A force de parcourir Paris, d’observer les gammes de produits développées par les artisans, de goûter et d’expérimenter, j’ai fini par reconnaître des signatures simplement en pénétrant dans certaines boulangeries. Des intitulés, des façonnages, des pains spéciaux reprenant des saveurs et des couleurs similaires, on comprend rapidement que les sources d’inspiration de nombre d’artisans demeurent limitées. Cela signifierait-il pour autant que le métier de boulanger consiste au final à appliquer toujours les mêmes recettes, à « tourner en rond » ? Certainement pas, il y a des milliers de façons de développer son individualité… mais ce n’est pas le débat du jour.
Sur la place Victor Hugo, dans le 16è arrondissement, la boulangerie-pâtisserie-salon de thé A la Petite Marquise affiche une façade bien moderne pour un établissement qui a un vécu, une histoire. « Depuis 1936 » comme l’indiquent les sachets de pain remis aux clients. Bien entendu, le lieu devait évoluer et il s’est offert une grande rénovation au cours de l’été 2010. A présent, la clientèle est reçue dans un cadre plutôt élégant, associant dorures, tons clairs et foncés. Cela ne dénote pas dans le quartier.
A quelques mètres d’autres « institutions » boulangères telles que Béchu et Carton, on peut dire sans se tromper que le style est ici résolument plus moderne, ce qui n’est pas un mal. On sent, dès que l’on pénètre dans la boutique, une autre dynamique.

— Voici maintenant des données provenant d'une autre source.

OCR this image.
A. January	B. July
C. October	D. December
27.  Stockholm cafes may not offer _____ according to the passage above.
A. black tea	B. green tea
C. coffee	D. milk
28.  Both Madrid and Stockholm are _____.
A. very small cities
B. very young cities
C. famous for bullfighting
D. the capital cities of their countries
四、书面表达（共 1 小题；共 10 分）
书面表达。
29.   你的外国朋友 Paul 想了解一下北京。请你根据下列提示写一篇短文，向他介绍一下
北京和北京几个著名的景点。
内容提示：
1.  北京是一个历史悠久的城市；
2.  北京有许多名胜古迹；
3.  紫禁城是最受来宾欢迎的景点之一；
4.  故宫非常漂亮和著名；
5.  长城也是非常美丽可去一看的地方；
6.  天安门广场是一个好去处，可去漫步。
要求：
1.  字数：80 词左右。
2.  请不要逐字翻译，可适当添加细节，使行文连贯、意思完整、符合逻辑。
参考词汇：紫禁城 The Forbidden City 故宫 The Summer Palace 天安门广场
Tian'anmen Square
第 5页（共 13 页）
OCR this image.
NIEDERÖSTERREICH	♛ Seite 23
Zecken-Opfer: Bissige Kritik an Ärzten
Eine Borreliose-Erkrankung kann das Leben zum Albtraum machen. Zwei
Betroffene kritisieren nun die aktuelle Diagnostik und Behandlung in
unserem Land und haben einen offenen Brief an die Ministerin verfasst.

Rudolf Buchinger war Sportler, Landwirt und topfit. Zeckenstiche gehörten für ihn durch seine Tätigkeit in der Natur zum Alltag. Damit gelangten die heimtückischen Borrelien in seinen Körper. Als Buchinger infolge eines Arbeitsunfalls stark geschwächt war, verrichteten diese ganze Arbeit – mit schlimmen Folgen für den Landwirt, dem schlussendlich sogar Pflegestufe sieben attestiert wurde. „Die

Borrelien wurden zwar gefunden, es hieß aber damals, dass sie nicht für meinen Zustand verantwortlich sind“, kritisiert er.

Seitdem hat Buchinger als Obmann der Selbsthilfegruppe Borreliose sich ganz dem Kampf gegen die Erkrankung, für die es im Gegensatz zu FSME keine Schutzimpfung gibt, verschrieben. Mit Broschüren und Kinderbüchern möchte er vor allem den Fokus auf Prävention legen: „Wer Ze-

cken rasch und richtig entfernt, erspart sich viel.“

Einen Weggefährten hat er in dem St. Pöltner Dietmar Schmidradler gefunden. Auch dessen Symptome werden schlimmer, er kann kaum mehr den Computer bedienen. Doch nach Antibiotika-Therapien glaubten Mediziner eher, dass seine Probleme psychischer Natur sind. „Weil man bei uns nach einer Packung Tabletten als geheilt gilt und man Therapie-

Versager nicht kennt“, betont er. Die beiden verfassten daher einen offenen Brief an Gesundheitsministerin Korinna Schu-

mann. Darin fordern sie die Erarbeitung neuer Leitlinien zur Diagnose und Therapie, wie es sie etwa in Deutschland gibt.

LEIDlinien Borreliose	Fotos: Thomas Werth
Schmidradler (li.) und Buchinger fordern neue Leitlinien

Cela commence par les produits. Je vous parlais en introduction d’une signature, ce n’est pas sans raison. On trouve ici quelques pains qui sembleraient sortis tout droit d’une boulangerie Kayser, telle que la fameuse tourte de Meule, représentée dans la plupart des boulangeries de l’enseigne. Le pain au Sarrasin reprend également une grande partie des caractéristiques du « Rustique » de la maison. Même constat pour les Pavés au Noix, aux Olives ou aux Figues, Ciabatta et autres pains au Fromage. Cette inspiration semble avoir une explication toute trouvée : l’actuel propriétaire de cette boulangerie n’est autre que l’ancien dirigeant des sandwicheries Midoré… reprises depuis par le fameux groupe Kayser. Le monde de la boulangerie est tout petit, voyez-vous.
Ce qui nous intéresse, ce sont les saveurs, la qualité des produits. En l’occurrence, c’est somme toute assez correct sans pour autant relever de l’exceptionnel. La baguette de tradition est de bonne facture, assez douce et craquante, même si sa cuisson mériterait d’être bien plus aboutie. Cela a pour conséquence d’en limiter la conservation et les arômes, ce qui est tout à fait regrettable. Ce manque de cuisson se retrouve malheureusement de façon généralisée sur les pains proposés ici, mis à part sur les grosses pièces, telles que la tourte de Meule ou de Seigle. Pour autant, le pain au Sarrasin n’en demeure pas moins agréable, avec une belle présence du blé noir. Plusieurs des pains spéciaux sont réalisés à partir d’une pâte de type viennoise, ce qui leur confère un caractère moelleux et doux que l’on pourra apprécier ou non. Leurs tarifs ont une fâcheuse tendance – commune dans le quartier – à grimper rapidement.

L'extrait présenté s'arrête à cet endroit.